The MWF is a charity supporting women in medicine and helping them to advance in their careers, as they remain grossly underrepresented in many specialties. I was honoured to serve as President in its 100th year.

I also serve on other committees and charity boards. I am an Ambassador to the UK Health Alliance on Climate Change (UKHACC), which has over 60 members, including medical colleges and paramedical groups. By advocating with one voice, the Alliance holds greater influence.

My research and our textbook book Clinical Medicine,1 which is used across the world, have allowed me the privilege to travel the world to teach, lecture and examine. With the Royal College of Physicians, I examined for the MRCP (the Membership of the Royal College of Physicians diploma) for many years, and with my medical school, I examined both postgraduate and undergraduate degrees at medical schools abroad. I have also been asked to officially review the standards of education and research in different countries. This ensures an equivalence of standards across the world for both.

It is always a great pleasure to meet colleagues overseas and exchange ideas. Through some of my charitable work, I have visited low-income countries and raised money to set up libraries and hospital wards. I have also supported the twinning of schools and the exchange of ideas between institutions. People are just as passionate about medicine and education all over the world, as we are! However, I am now, of course, conscious of my carbon footprint and conduct as much as possible online rather than travelling overseas.

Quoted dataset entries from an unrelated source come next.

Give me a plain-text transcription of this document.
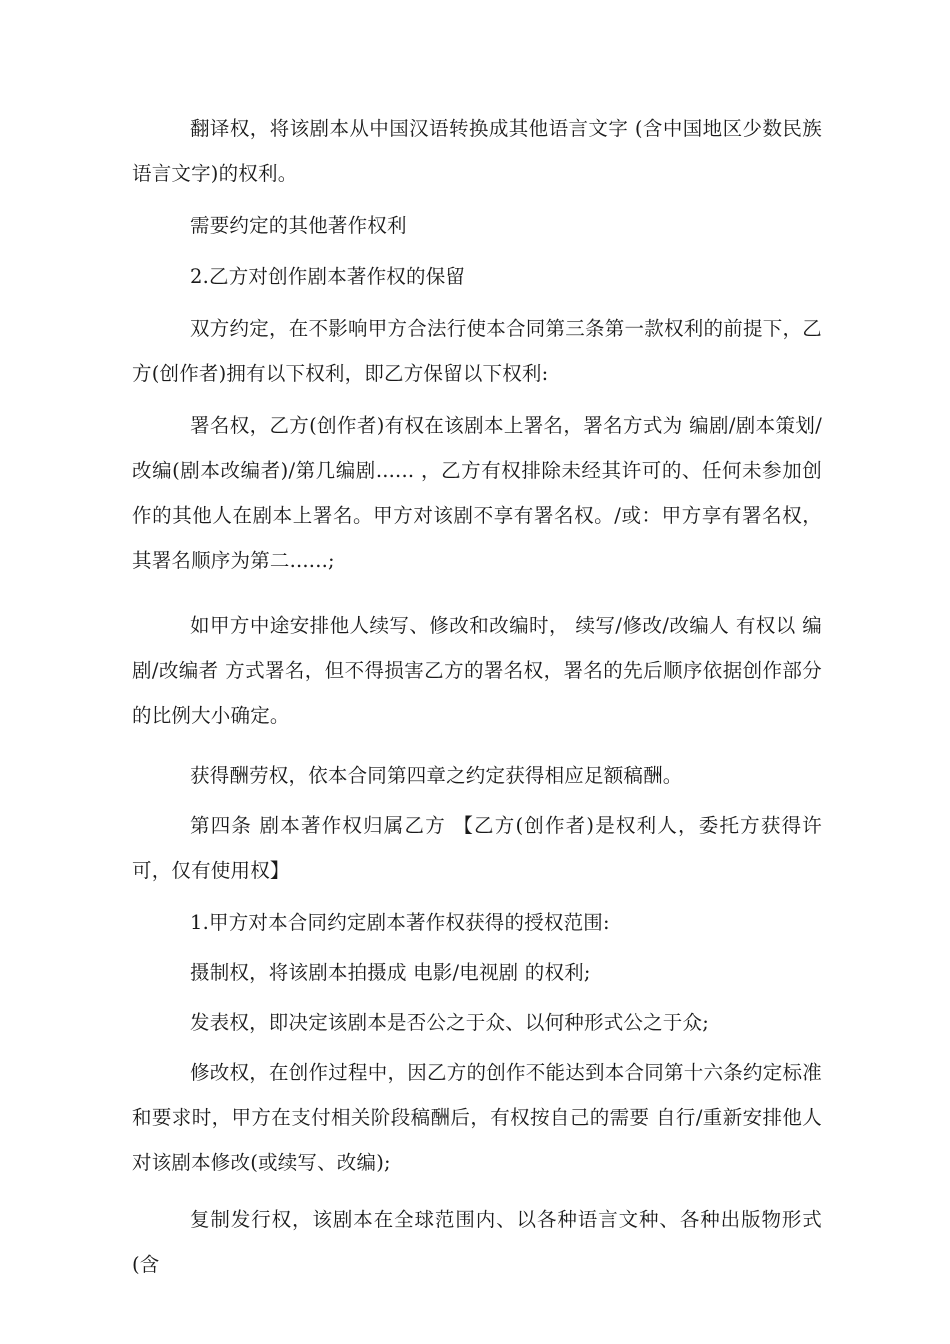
翻译权，将该剧本从中国汉语转换成其他语言文字 (含中国地区少数民族语言文字)的权利。

需要约定的其他著作权利

2.乙方对创作剧本著作权的保留

双方约定，在不影响甲方合法行使本合同第三条第一款权利的前提下，乙方(创作者)拥有以下权利，即乙方保留以下权利:

署名权，乙方(创作者)有权在该剧本上署名，署名方式为 编剧/剧本策划/改编(剧本改编者)/第几编剧...... ，乙方有权排除未经其许可的、任何未参加创作的其他人在剧本上署名。甲方对该剧不享有署名权。/或：甲方享有署名权，其署名顺序为第二......;

如甲方中途安排他人续写、修改和改编时， 续写/修改/改编人 有权以 编剧/改编者 方式署名，但不得损害乙方的署名权，署名的先后顺序依据创作部分的比例大小确定。

获得酬劳权，依本合同第四章之约定获得相应足额稿酬。

第四条 剧本著作权归属乙方 【乙方(创作者)是权利人，委托方获得许可，仅有使用权】

1.甲方对本合同约定剧本著作权获得的授权范围:

摄制权，将该剧本拍摄成 电影/电视剧 的权利;

发表权，即决定该剧本是否公之于众、以何种形式公之于众;

修改权，在创作过程中，因乙方的创作不能达到本合同第十六条约定标准和要求时，甲方在支付相关阶段稿酬后，有权按自己的需要 自行/重新安排他人对该剧本修改(或续写、改编);

复制发行权，该剧本在全球范围内、以各种语言文种、各种出版物形式(含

I have recently finished co-editing with Babulal Sethia, then Consultant Paediatric Cardiothoracic Surgeon at the Royal Brompton Hospital, London, UK, a global health book co-authored with three colleagues and a large network of contributors.

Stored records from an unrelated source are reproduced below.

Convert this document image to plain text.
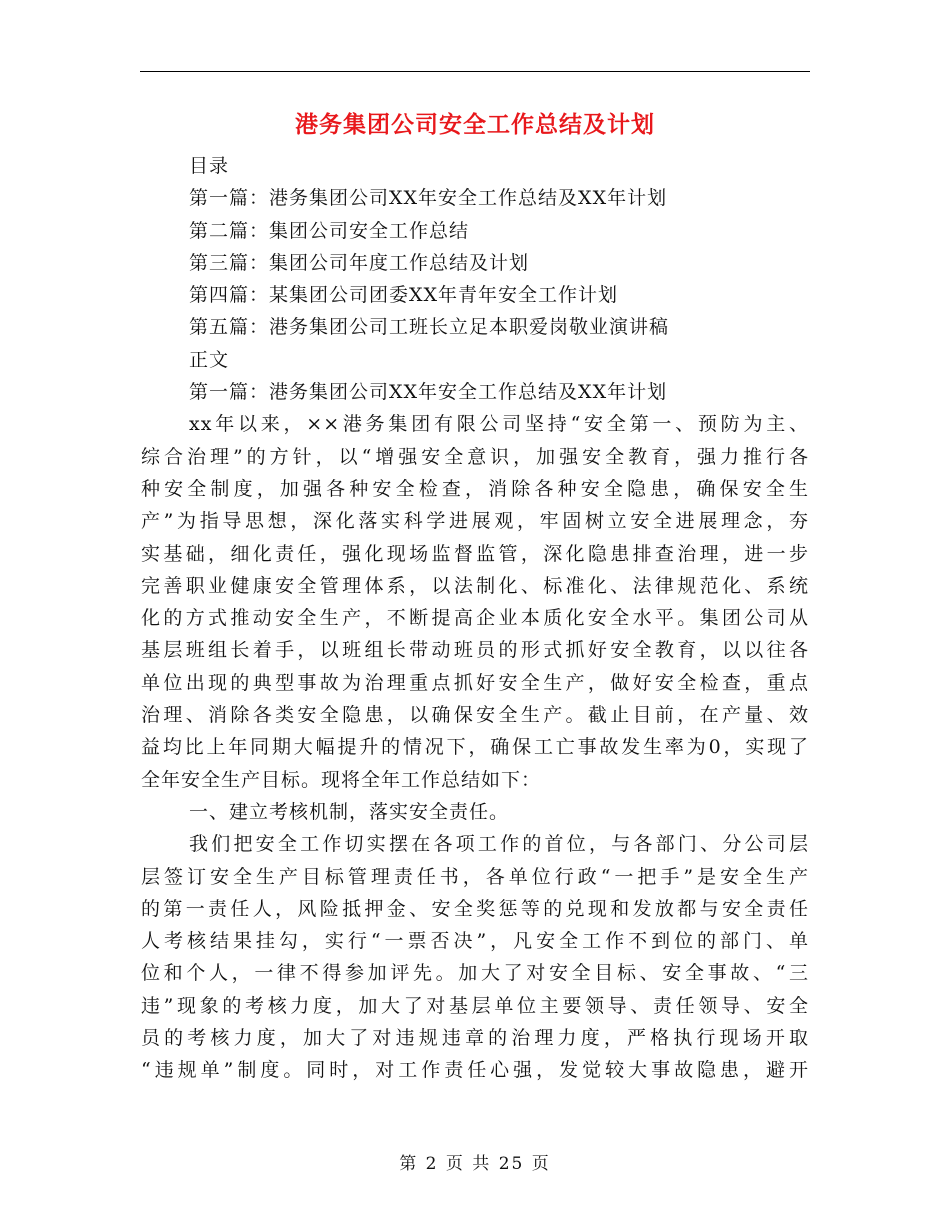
港务集团公司安全工作总结及计划
目录
第一篇：港务集团公司XX年安全工作总结及XX年计划
第二篇：集团公司安全工作总结
第三篇：集团公司年度工作总结及计划
第四篇：某集团公司团委XX年青年安全工作计划
第五篇：港务集团公司工班长立足本职爱岗敬业演讲稿
正文
第一篇：港务集团公司XX年安全工作总结及XX年计划
xx年以来，××港务集团有限公司坚持“安全第一、预防为主、
综合治理”的方针，以“增强安全意识，加强安全教育，强力推行各
种安全制度，加强各种安全检查，消除各种安全隐患，确保安全生
产”为指导思想，深化落实科学进展观，牢固树立安全进展理念，夯
实基础，细化责任，强化现场监督监管，深化隐患排查治理，进一步
完善职业健康安全管理体系，以法制化、标准化、法律规范化、系统
化的方式推动安全生产，不断提高企业本质化安全水平。集团公司从
基层班组长着手，以班组长带动班员的形式抓好安全教育，以以往各
单位出现的典型事故为治理重点抓好安全生产，做好安全检查，重点
治理、消除各类安全隐患，以确保安全生产。截止目前，在产量、效
益均比上年同期大幅提升的情况下，确保工亡事故发生率为0，实现了
全年安全生产目标。现将全年工作总结如下：
一、建立考核机制，落实安全责任。
我们把安全工作切实摆在各项工作的首位，与各部门、分公司层
层签订安全生产目标管理责任书，各单位行政“一把手”是安全生产
的第一责任人，风险抵押金、安全奖惩等的兑现和发放都与安全责任
人考核结果挂勾，实行“一票否决”，凡安全工作不到位的部门、单
位和个人，一律不得参加评先。加大了对安全目标、安全事故、“三
违”现象的考核力度，加大了对基层单位主要领导、责任领导、安全
员的考核力度，加大了对违规违章的治理力度，严格执行现场开取
“违规单”制度。同时，对工作责任心强，发觉较大事故隐患，避开
第 2 页 共 25 页
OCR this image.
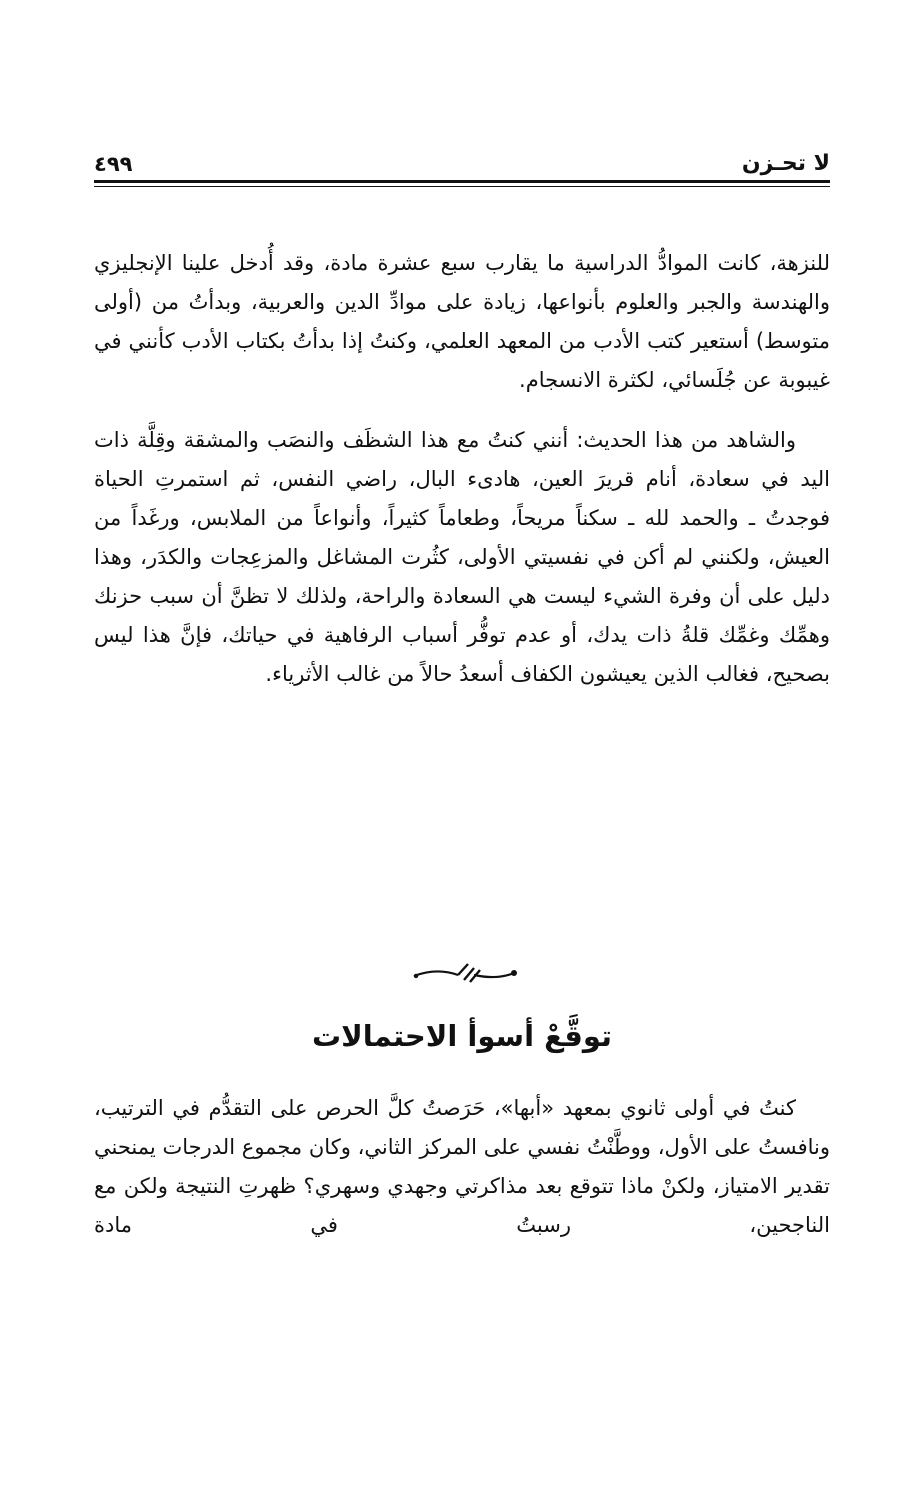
لا تحـزن
٤٩٩

للنزهة، كانت الموادُّ الدراسية ما يقارب سبع عشرة مادة، وقد أُدخل علينا الإنجليزي والهندسة والجبر والعلوم بأنواعها، زيادة على موادِّ الدين والعربية، وبدأتُ من (أولى متوسط) أستعير كتب الأدب من المعهد العلمي، وكنتُ إذا بدأتُ بكتاب الأدب كأنني في غيبوبة عن جُلَسائي، لكثرة الانسجام.

والشاهد من هذا الحديث: أنني كنتُ مع هذا الشظَف والنصَب والمشقة وقِلَّة ذات اليد في سعادة، أنام قريرَ العين، هادىء البال، راضي النفس، ثم استمرتِ الحياة فوجدتُ ـ والحمد لله ـ سكناً مريحاً، وطعاماً كثيراً، وأنواعاً من الملابس، ورغَداً من العيش، ولكنني لم أكن في نفسيتي الأولى، كثُرت المشاغل والمزعِجات والكدَر، وهذا دليل على أن وفرة الشيء ليست هي السعادة والراحة، ولذلك لا تظنَّ أن سبب حزنك وهمِّك وغمِّك قلةُ ذات يدك، أو عدم توفُّر أسباب الرفاهية في حياتك، فإنَّ هذا ليس بصحيح، فغالب الذين يعيشون الكفاف أسعدُ حالاً من غالب الأثرياء.

توقَّعْ أسوأ الاحتمالات

كنتُ في أولى ثانوي بمعهد «أبها»، حَرَصتُ كلَّ الحرص على التقدُّم في الترتيب، ونافستُ على الأول، ووطَّنْتُ نفسي على المركز الثاني، وكان مجموع الدرجات يمنحني تقدير الامتياز، ولكنْ ماذا تتوقع بعد مذاكرتي وجهدي وسهري؟ ظهرتِ النتيجة ولكن مع الناجحين، رسبتُ في مادة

The idea began at the RSM some years ago, when I came across a group of medical students chatting enthusiastically after a talk on global health. I joined them and said: “Why don’t we write a book?,” and then corrected myself and said I had a better idea: “Why don’t you write it?” We eventually gathered around 160 medical student contributors from across the world, representing more than two dozen countries.

I co-edited the book with Sethia, who shares my enthusiasm for tackling climate change problems and shaping the future of healthcare.

I have been extremely fortunate in my career and am most grateful to all who have trained me and helped me along the way. I have met many amazing and inspirational people to whom I am deeply indebted. As doctors, we all learn from our patients, and I certainly learned most of my medicine from them, so I would like to thank them enormously. Lastly, my career would not have been possible without the incredible encouragement and support of my late husband, David Leaver, and my wonderful family.

References
Kumar P, Clark M. Kumar and Clark’s Clinical Medicine (2025) 11th edition, Edinburgh: Elsevier.